I was expecting TRUE GRITT to reach equally loft heights. With the large Oscar buzz and it’s very status as a COEN BROTHERS film, I was expecting to come out of the cinema a transformed man. (well at lest one with a transformed view of the Western Genre.) As they have done so deftly before, I was expecting a film that challenged my conceptions of both the genre within they have chosen to work this time as well as the nature of narrative and story. I was expecting this film to expose some quintessential part of human instinct to me like a succulent meat dish served by a penguin coated waiter. So granted I had high expectations and though the film did not utterly disappoint, it is technically brilliant and stupendously acted, it lacked an edge I have come to associate with the COEN BROTHERS unique style of filmmaking.
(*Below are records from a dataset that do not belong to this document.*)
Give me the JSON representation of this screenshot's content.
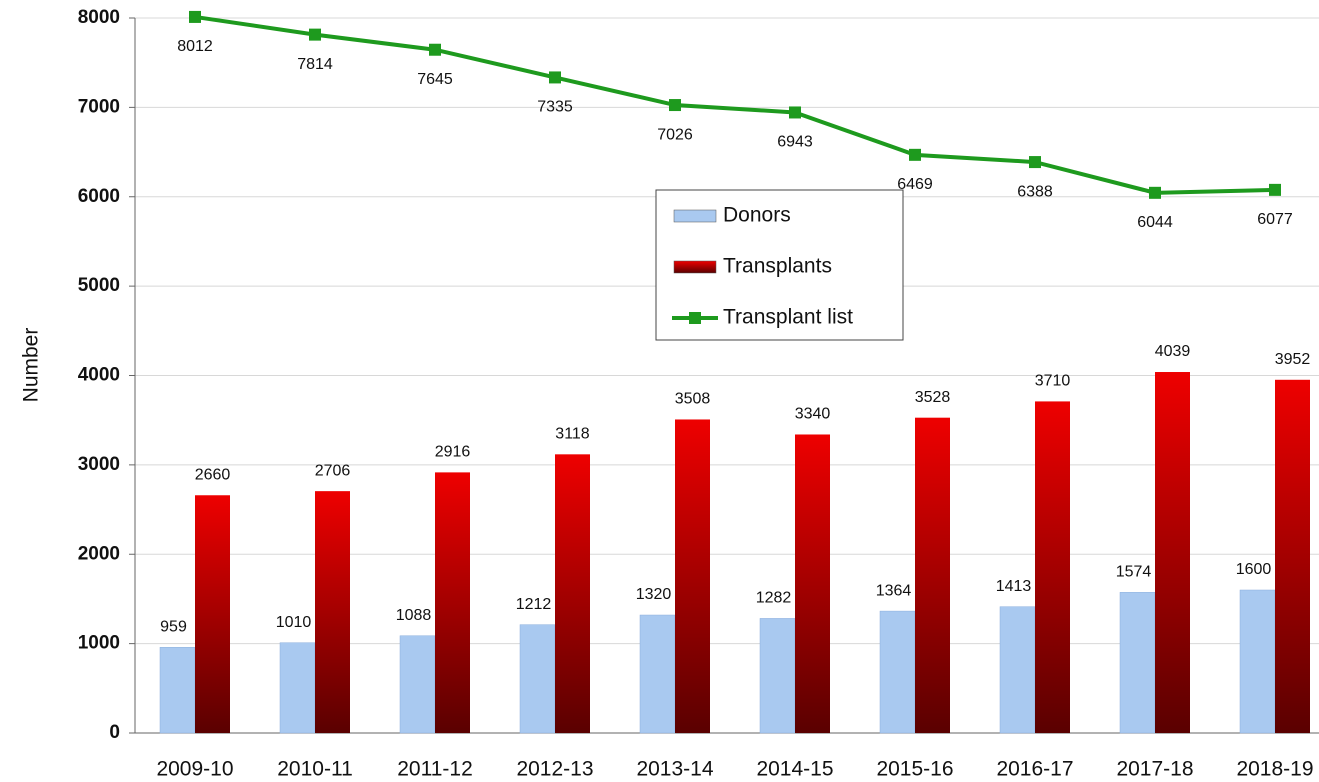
{
  "chart_data": {
    "type": "bar",
    "ylabel": "Number",
    "categories": [
      "2009-10",
      "2010-11",
      "2011-12",
      "2012-13",
      "2013-14",
      "2014-15",
      "2015-16",
      "2016-17",
      "2017-18",
      "2018-19"
    ],
    "series": [
      {
        "name": "Donors",
        "color": "#a9c9f0",
        "values": [
          959,
          1010,
          1088,
          1212,
          1320,
          1282,
          1364,
          1413,
          1574,
          1600
        ]
      },
      {
        "name": "Transplants",
        "color": "#ee0000",
        "values": [
          2660,
          2706,
          2916,
          3118,
          3508,
          3340,
          3528,
          3710,
          4039,
          3952
        ]
      },
      {
        "name": "Transplant list",
        "type": "line",
        "color": "#1e9a1e",
        "values": [
          8012,
          7814,
          7645,
          7335,
          7026,
          6943,
          6469,
          6388,
          6044,
          6077
        ]
      }
    ],
    "ylim": [
      0,
      8000
    ],
    "yticks": [
      0,
      1000,
      2000,
      3000,
      4000,
      5000,
      6000,
      7000,
      8000
    ],
    "grid": true
  }
}
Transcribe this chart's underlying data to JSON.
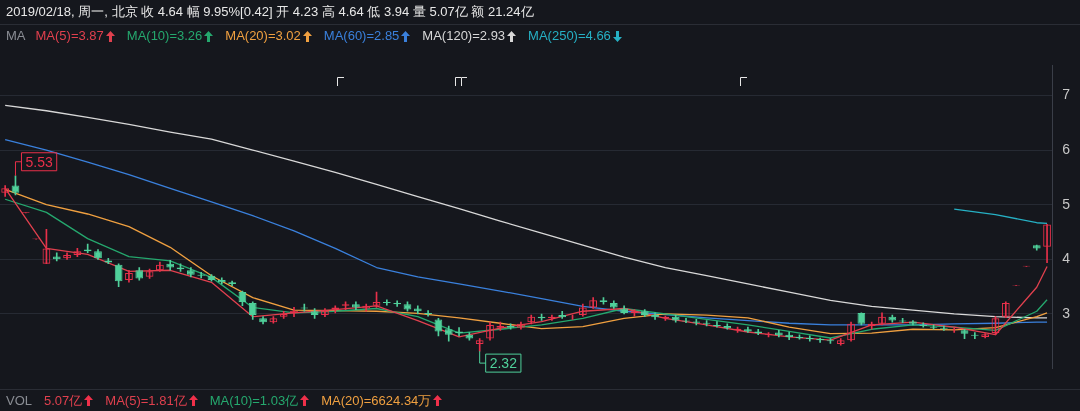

True Gritt, follows the stuggle of ever so precocious  MATTIE (Hailee Steinfeld) who after the death of her father at the hands of  Tom Chaney (Josh Brolin) rides into town in the hopes of both setteling his affairs and bringing his killer to justice. After forming a unique and often fragile working relationship with both Marshall Rooster Cogburn (Jeff Bridges) and Texas Ranger LaBoeuf (Matt Damon) they journey deep into the heart of the west in a goose chase for her fathers killer, a man wanted by many.

The plot is traditional and straight forward, being based upon 1969’s True Gritt which of course was based upon True Grit by Charles Portis. As such the narrative is rather traditional and lacks the surrealist edge that has often tinged if not inundated their work. It is also all together unexciting. Slow moving and lacking in any narrative twists and turns the film unfolds before you in a languid fashion. Not that this is strictly a bad thing, it draws to mind the vastness of the plains and the general lack of excitement that must have dominated the west. There are several wonderfully scripted and hilarious exchanges between the characters, which serve to break the monotony yet the film continues with an almost metronomic dedication to monotony.

The acting is superb. Mostly from Hailee Steinfled who is entrancing to watch as Mattie Yet given the strength of her performance, it is hard to see past her and she actually outshines both Jeff Bridges and Matt Damon. Only Josh Brolin in a near cameo performance as Tom Chaney is capable of holding his own against that little 12 year old acting banshee.

While worth the watch for its often eloquent dialogue and stunning acting, the narrative, (potentially do to its dedication to its source material) is rather tired and is not wholly captivating. In verges on being reduced to a strangely gritty feel good film, which I can hardly imagine was the intent, and leaves you wanting more.